Первое время испытывала страх темноты, в больнице с девочками не закрывали дверь, чтобы в палату попадал свет. И сейчас возникает тревожность, если нет света, или заходишь в замкнутое подвальное помещение без окон. Смотрю, куда бежать.

[Во время пожара] у выхода образовалась толпа — все выходили спокойно, но когда черный дым заполнил фойе, началась паника. Вырубился свет и я потеряла ориентир — куда выходить, где дверь. Кто-то из мужчин крикнул: «Все на пол!» Я легла, лежала, пока не приехали спасатели. В темноте разговаривала с подругой, пока та не перестала мне отвечать. Потом увидела белый свет. Как я поняла, приехали спасатели и включили прожекторы. Я поползла на свет. Переползала через неподвижных людей.

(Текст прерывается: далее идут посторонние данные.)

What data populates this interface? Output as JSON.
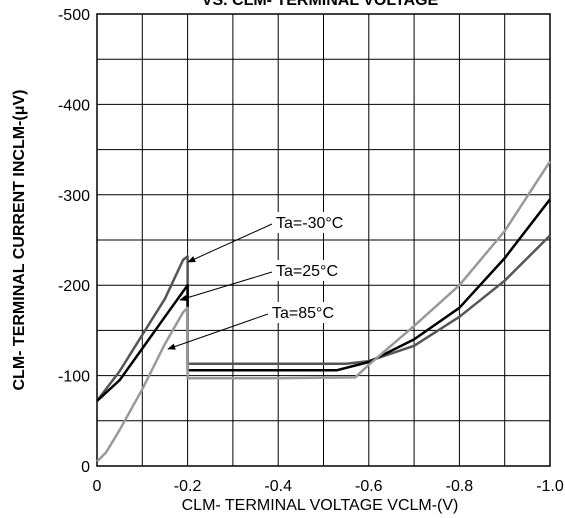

Выбралась в шоке и села на землю. Потом приехала скорая помощь, поставили уколы. Видимо, оборудованных машин было мало, тех, кто может самостоятельно передвигаться попросили пересесть в «буханку».

Я много думала о подругах, которых потеряла и переживала за девчонок, которые сильно пострадали. Было чувство вины, было тяжело общаться с мамой подруги. Я выжила, а ее дочка нет.

Мне кажется, что рана на всю жизнь будет. Когда вспоминаешь, заново накрывает. О каких-то вещах говоришь уже спокойнее, забываешься. А бывает, посторонние люди бестактно спрашивают: «А правда, что вы были в «Хромой лошади»?» И все воспоминания по кругу.